When I am painting I have a general notion as to what I am about. I can control the flow of paint: there is no accident.
New needs need new techniques. And the modern artists have found new ways and new means of making their statements ... the modern painter cannot express this age, the airplane, the atom bomb, the radio, in the old forms of the Renaissance or of any other past culture.
[A canvas is] an arena in which to act.
Every good artist paints what he is.
I'm very representational some of the time, and a little all of the time. But when you're painting out of your unconscious, figures are bound to emerge.
The modern artist is working with space and time, and expressing his feelings rather than illustrating.
I don't work from drawings. I don't make sketches and drawings and colour sketches into a final painting.

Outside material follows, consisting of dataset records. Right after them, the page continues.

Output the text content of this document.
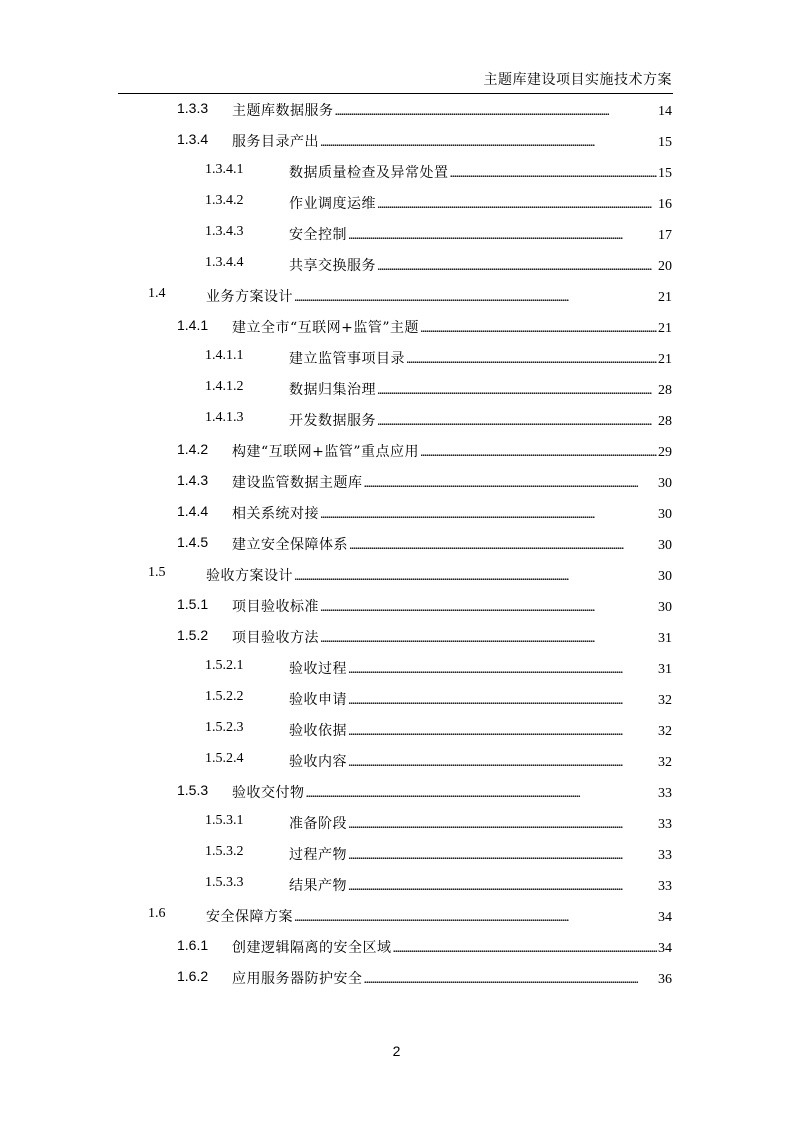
主题库建设项目实施技术方案
1.3.3 主题库数据服务 . . .	14
1.3.4 服务目录产出 . . .	15
1.3.4.1	数据质量检查及异常处置 . . .	15
1.3.4.2	作业调度运维 . . .	16
1.3.4.3	安全控制 . . .	17
1.3.4.4	共享交换服务 . . .	20
1.4	业务方案设计 . . .	21
1.4.1 建立全市“互联网+监管”主题 . . .	21
1.4.1.1	建立监管事项目录 . . .	21
1.4.1.2	数据归集治理 . . .	28
1.4.1.3	开发数据服务 . . .	28
1.4.2 构建“互联网+监管”重点应用 . . .	29
1.4.3 建设监管数据主题库 . . .	30
1.4.4 相关系统对接 . . .	30
1.4.5 建立安全保障体系 . . .	30
1.5	验收方案设计 . . .	30
1.5.1 项目验收标准 . . .	30
1.5.2 项目验收方法 . . .	31
1.5.2.1	验收过程 . . .	31
1.5.2.2	验收申请 . . .	32
1.5.2.3	验收依据 . . .	32
1.5.2.4	验收内容 . . .	32
1.5.3 验收交付物 . . .	33
1.5.3.1	准备阶段 . . .	33
1.5.3.2	过程产物 . . .	33
1.5.3.3	结果产物 . . .	33
1.6	安全保障方案 . . .	34
1.6.1 创建逻辑隔离的安全区域 . . .	34
1.6.2 应用服务器防护安全 . . .	36
2
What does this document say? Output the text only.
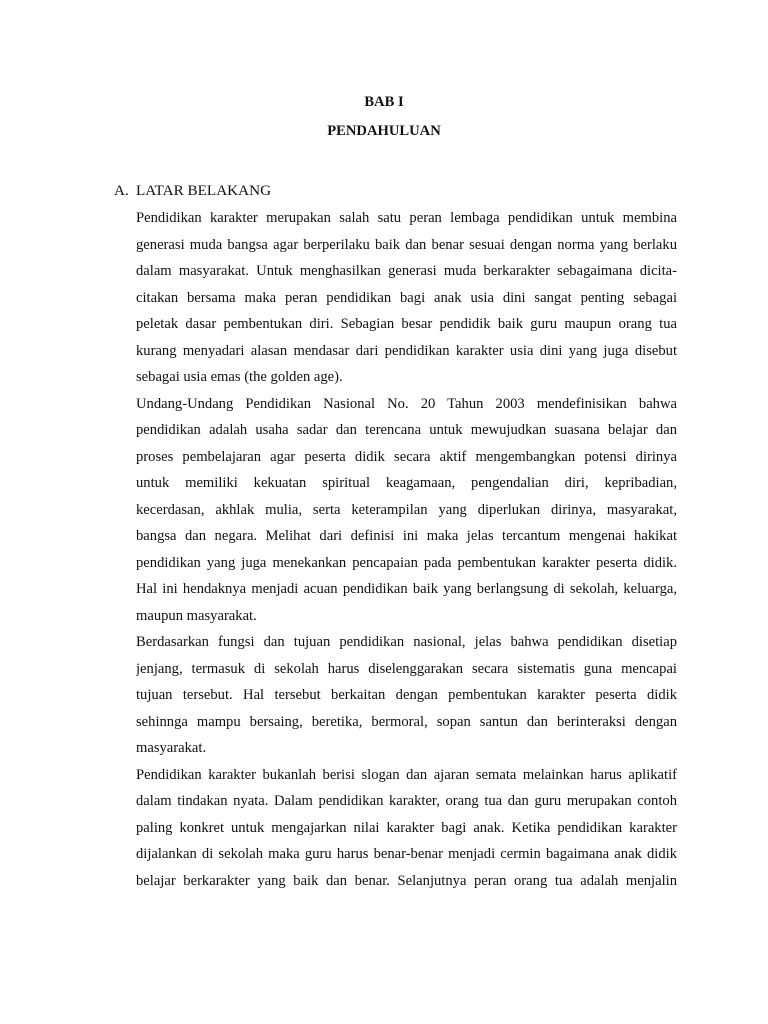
BAB I
PENDAHULUAN
A. LATAR BELAKANG
Pendidikan karakter merupakan salah satu peran lembaga pendidikan untuk membina
generasi muda bangsa agar berperilaku baik dan benar sesuai dengan norma yang berlaku
dalam masyarakat. Untuk menghasilkan generasi muda berkarakter sebagaimana dicita-
citakan bersama maka peran pendidikan bagi anak usia dini sangat penting sebagai
peletak dasar pembentukan diri. Sebagian besar pendidik baik guru maupun orang tua
kurang menyadari alasan mendasar dari pendidikan karakter usia dini yang juga disebut
sebagai usia emas (the golden age).
Undang-Undang Pendidikan Nasional No. 20 Tahun 2003 mendefinisikan bahwa
pendidikan adalah usaha sadar dan terencana untuk mewujudkan suasana belajar dan
proses pembelajaran agar peserta didik secara aktif mengembangkan potensi dirinya
untuk memiliki kekuatan spiritual keagamaan, pengendalian diri, kepribadian,
kecerdasan, akhlak mulia, serta keterampilan yang diperlukan dirinya, masyarakat,
bangsa dan negara. Melihat dari definisi ini maka jelas tercantum mengenai hakikat
pendidikan yang juga menekankan pencapaian pada pembentukan karakter peserta didik.
Hal ini hendaknya menjadi acuan pendidikan baik yang berlangsung di sekolah, keluarga,
maupun masyarakat.
Berdasarkan fungsi dan tujuan pendidikan nasional, jelas bahwa pendidikan disetiap
jenjang, termasuk di sekolah harus diselenggarakan secara sistematis guna mencapai
tujuan tersebut. Hal tersebut berkaitan dengan pembentukan karakter peserta didik
sehinnga mampu bersaing, beretika, bermoral, sopan santun dan berinteraksi dengan
masyarakat.
Pendidikan karakter bukanlah berisi slogan dan ajaran semata melainkan harus aplikatif
dalam tindakan nyata. Dalam pendidikan karakter, orang tua dan guru merupakan contoh
paling konkret untuk mengajarkan nilai karakter bagi anak. Ketika pendidikan karakter
dijalankan di sekolah maka guru harus benar-benar menjadi cermin bagaimana anak didik
belajar berkarakter yang baik dan benar. Selanjutnya peran orang tua adalah menjalin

On the floor I am more at ease. I feel nearer, more a part of the painting, since this way I can walk around it, work from the four sides and literally be in the painting.
Abstract painting is abstract. It confronts you. There was a reviewer a while back who wrote that my pictures didn't have any beginning or any end. He didn't mean it as a compliment, but it was.
Today painters do not have to go to a subject matter outside of themselves. Most modern painters work from a different source. They work from within.
The strangeness will wear off and I think we will discover the deeper meanings in modern art.
It [abstract art] should be enjoyed just as music is enjoyed – after a while you may like it or you may not.